Despite the above cited evidence found in the literature, without appropriate functional studies, we cannot assert that the variants we identified as associated with survival play a role in predisposing patients to a worse COVID-19 outcome. However, we believe that our findings are worthy of further investigation and are of interest, since we explored the genetics of COVID-19 severity with an unconventional approach that might have led to new results. Indeed, not surprisingly, none of the previously reported variants associated with severity in9 were significant in our study. Indeed, both the phenotype (severity vs. overall survival 60 days after the infection) and the analysis model (regression vs. Cox) were completely different.

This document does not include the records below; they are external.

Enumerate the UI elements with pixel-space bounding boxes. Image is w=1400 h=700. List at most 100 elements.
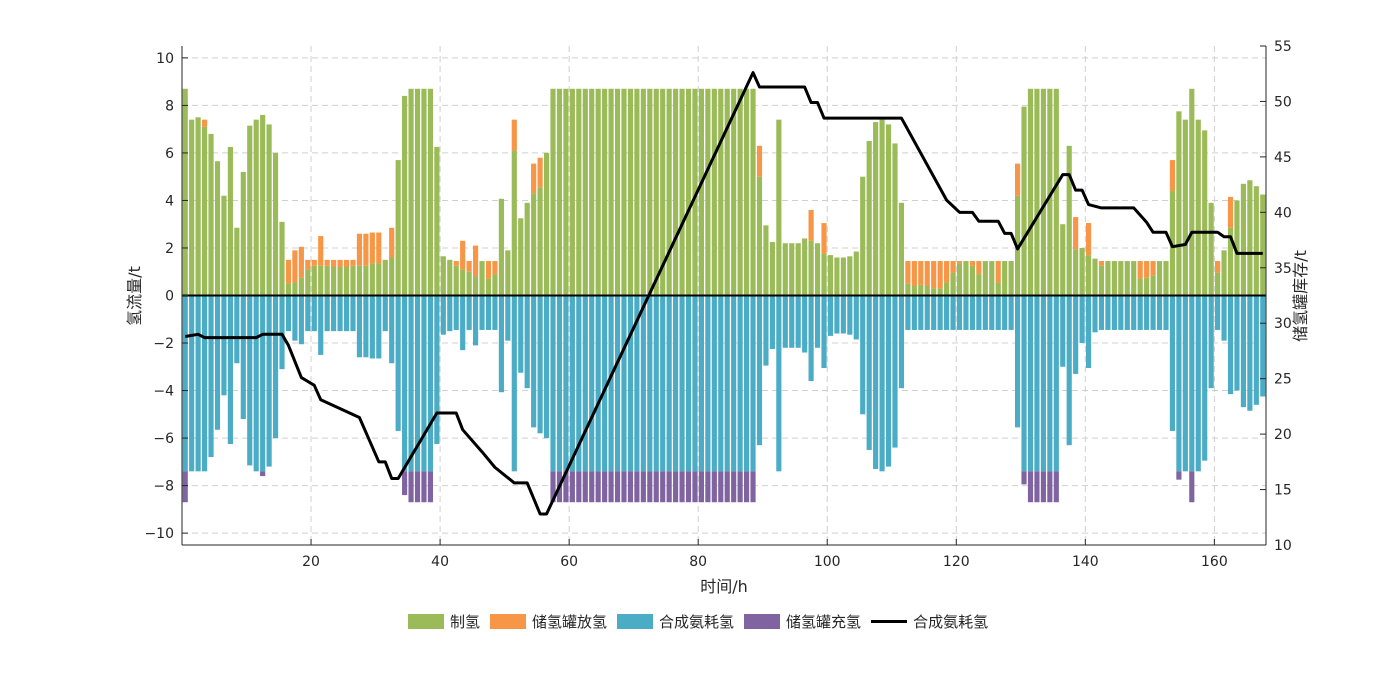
discharge-bar — [492, 261, 498, 275]
consumption-bar — [324, 295, 330, 332]
consumption-bar — [1189, 295, 1195, 472]
production-bar — [402, 95, 408, 296]
production-bar — [1221, 250, 1227, 296]
charge-bar — [1027, 471, 1034, 503]
production-bar — [705, 88, 711, 296]
x-tick-label: 80 — [689, 554, 707, 570]
consumption-bar — [995, 295, 1001, 330]
consumption-bar — [679, 295, 685, 472]
consumption-bar — [602, 295, 608, 472]
consumption-bar — [976, 295, 982, 330]
production-bar — [382, 259, 388, 296]
consumption-bar — [982, 295, 988, 330]
consumption-bar — [1015, 295, 1021, 428]
consumption-bar — [473, 295, 479, 346]
production-bar — [969, 265, 975, 296]
consumption-bar — [789, 295, 795, 348]
charge-bar — [750, 471, 756, 503]
consumption-bar — [969, 295, 975, 330]
consumption-bar — [247, 295, 253, 466]
production-bar — [1240, 183, 1246, 296]
consumption-bar — [1098, 295, 1105, 330]
charge-bar — [1189, 471, 1195, 503]
production-bar — [234, 227, 240, 296]
storage-line-path — [184, 71, 1263, 516]
consumption-bar — [447, 295, 453, 332]
consumption-bar — [485, 295, 492, 330]
consumption-bar — [924, 295, 930, 330]
production-bar — [195, 117, 201, 296]
charge-bar — [698, 471, 704, 503]
production-bar — [840, 257, 846, 296]
charge-bar — [685, 471, 692, 503]
consumption-bar — [685, 295, 692, 472]
production-bar — [240, 171, 246, 296]
discharge-bar — [343, 259, 350, 267]
consumption-bar — [827, 295, 834, 336]
x-axis-label: 时间/h — [700, 577, 748, 596]
charge-bar — [627, 471, 634, 503]
production-bar — [724, 88, 730, 296]
consumption-bar — [395, 295, 401, 431]
consumption-bar — [956, 295, 963, 330]
y2-tick-label: 55 — [1274, 39, 1292, 55]
discharge-bar — [376, 232, 382, 264]
production-bar — [614, 88, 621, 296]
legend-item-production: 制氢 — [408, 611, 480, 632]
charge-bar — [1053, 471, 1059, 503]
production-bar — [298, 277, 304, 296]
production-bar — [853, 251, 859, 296]
production-bar — [827, 255, 834, 296]
consumption-bar — [1215, 295, 1221, 330]
production-bar — [679, 88, 685, 296]
legend-swatch — [744, 614, 781, 629]
y2-axis-label: 储氢罐库存/t — [1291, 250, 1310, 342]
consumption-bar — [466, 295, 472, 330]
y-tick-label: 10 — [156, 51, 174, 67]
consumption-bar — [944, 295, 950, 330]
consumption-bar — [724, 295, 730, 472]
discharge-bar — [369, 232, 375, 264]
legend-swatch — [490, 614, 527, 629]
discharge-bar — [350, 259, 356, 266]
x-tick-label: 100 — [814, 554, 841, 570]
discharge-bar — [311, 259, 317, 266]
production-bar — [814, 243, 821, 296]
consumption-bar — [363, 295, 369, 358]
discharge-bar — [1144, 261, 1150, 278]
production-bar — [427, 88, 433, 296]
discharge-bar — [389, 227, 395, 258]
consumption-bar — [298, 295, 304, 345]
production-bar — [873, 122, 879, 296]
production-bar — [795, 243, 801, 296]
consumption-bar — [989, 295, 995, 330]
discharge-bar — [1137, 261, 1143, 279]
y-tick-label: −2 — [153, 336, 174, 352]
production-bar — [866, 141, 872, 296]
production-bar — [1156, 261, 1163, 296]
production-bar — [498, 198, 504, 296]
consumption-bar — [963, 295, 969, 330]
consumption-bar — [698, 295, 704, 472]
production-bar — [447, 259, 453, 296]
production-bar — [918, 284, 924, 296]
y-tick-label: −6 — [153, 431, 174, 447]
production-bar — [737, 88, 743, 296]
discharge-bar — [331, 259, 337, 267]
consumption-bar — [640, 295, 646, 472]
discharge-bar — [976, 261, 982, 275]
production-bar — [1208, 202, 1214, 296]
consumption-bar — [595, 295, 601, 472]
charge-bar — [660, 471, 666, 503]
consumption-bar — [524, 295, 530, 389]
consumption-bar — [576, 295, 582, 472]
y-tick-label: 4 — [165, 193, 174, 209]
production-bar — [634, 88, 640, 296]
production-bar — [718, 88, 724, 296]
charge-bar — [414, 471, 421, 503]
discharge-bar — [356, 233, 363, 266]
discharge-bar — [318, 236, 324, 266]
discharge-bar — [918, 261, 924, 285]
production-bar — [305, 269, 311, 296]
production-bar — [576, 88, 582, 296]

We are aware of some limitations in our study. First, validation in an independent, wider, but possibly genetically homogeneous patient series should be needed. Indeed, we were able to detect only one variant associated with survival at a genome-wide significance level. In addition, our series, is mainly composed of patients of European ancestry and our results, although controlled for population stratification, would not be directly generalizable to patients from different ethnicities. Additionally, since we did not adjust for patients’ comorbidities (as no full data were available), we cannot exclude that some of the identified associations might result from such potential confounding factors. For instance, the variants in the CDH13 gene, involved in metabolic disorders, might be this case. Although we were aware of this limitation, we preferred not to further reduce the already relatively small sample size of our analysis, by excluding patients with unavailable comorbidity data, to avoid losing statistical power.

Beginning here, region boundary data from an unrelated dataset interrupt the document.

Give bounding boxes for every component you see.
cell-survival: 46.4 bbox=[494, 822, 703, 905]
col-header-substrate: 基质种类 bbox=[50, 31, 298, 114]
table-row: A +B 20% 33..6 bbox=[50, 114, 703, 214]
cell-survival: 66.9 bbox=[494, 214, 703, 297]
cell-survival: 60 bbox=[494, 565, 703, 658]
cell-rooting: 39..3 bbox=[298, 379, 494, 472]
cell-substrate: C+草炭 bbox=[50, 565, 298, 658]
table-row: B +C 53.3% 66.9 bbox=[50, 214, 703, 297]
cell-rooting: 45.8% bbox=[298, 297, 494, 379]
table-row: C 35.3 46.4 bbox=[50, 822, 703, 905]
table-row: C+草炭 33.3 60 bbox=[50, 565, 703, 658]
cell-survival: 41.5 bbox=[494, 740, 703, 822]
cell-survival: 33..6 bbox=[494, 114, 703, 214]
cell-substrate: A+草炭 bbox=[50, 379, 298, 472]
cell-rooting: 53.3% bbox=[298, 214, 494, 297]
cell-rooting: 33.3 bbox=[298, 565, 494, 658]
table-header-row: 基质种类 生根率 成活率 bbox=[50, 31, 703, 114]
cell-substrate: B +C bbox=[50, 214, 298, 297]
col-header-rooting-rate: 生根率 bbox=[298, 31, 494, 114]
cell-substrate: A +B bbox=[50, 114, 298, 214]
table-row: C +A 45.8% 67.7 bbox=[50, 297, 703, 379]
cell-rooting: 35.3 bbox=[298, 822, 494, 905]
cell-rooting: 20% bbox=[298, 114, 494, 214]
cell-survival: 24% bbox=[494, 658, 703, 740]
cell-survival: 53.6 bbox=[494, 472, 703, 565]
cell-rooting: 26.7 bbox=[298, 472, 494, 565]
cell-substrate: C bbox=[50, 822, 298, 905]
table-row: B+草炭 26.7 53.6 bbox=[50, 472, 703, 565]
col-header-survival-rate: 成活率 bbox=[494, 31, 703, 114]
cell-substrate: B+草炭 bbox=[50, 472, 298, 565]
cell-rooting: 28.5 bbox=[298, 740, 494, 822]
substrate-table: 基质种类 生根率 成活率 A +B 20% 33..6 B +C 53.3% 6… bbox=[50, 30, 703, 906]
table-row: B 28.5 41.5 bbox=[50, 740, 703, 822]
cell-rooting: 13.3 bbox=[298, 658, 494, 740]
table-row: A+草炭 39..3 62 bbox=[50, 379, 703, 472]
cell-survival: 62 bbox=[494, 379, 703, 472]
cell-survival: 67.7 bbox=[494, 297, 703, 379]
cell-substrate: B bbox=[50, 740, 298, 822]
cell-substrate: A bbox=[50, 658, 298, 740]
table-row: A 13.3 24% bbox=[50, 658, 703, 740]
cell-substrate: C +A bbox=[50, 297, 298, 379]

Overall, our results shed new light on the genetics of COVID-19 severity, having identified some loci associated with patient survival, at 60 days after infection. Although our findings suggest that genetics plays a limited role in affecting mortality probability after SARS-CoV-2 infection, the identified variants are worthy to be further investigated as possible prognostic factors for COVID-19.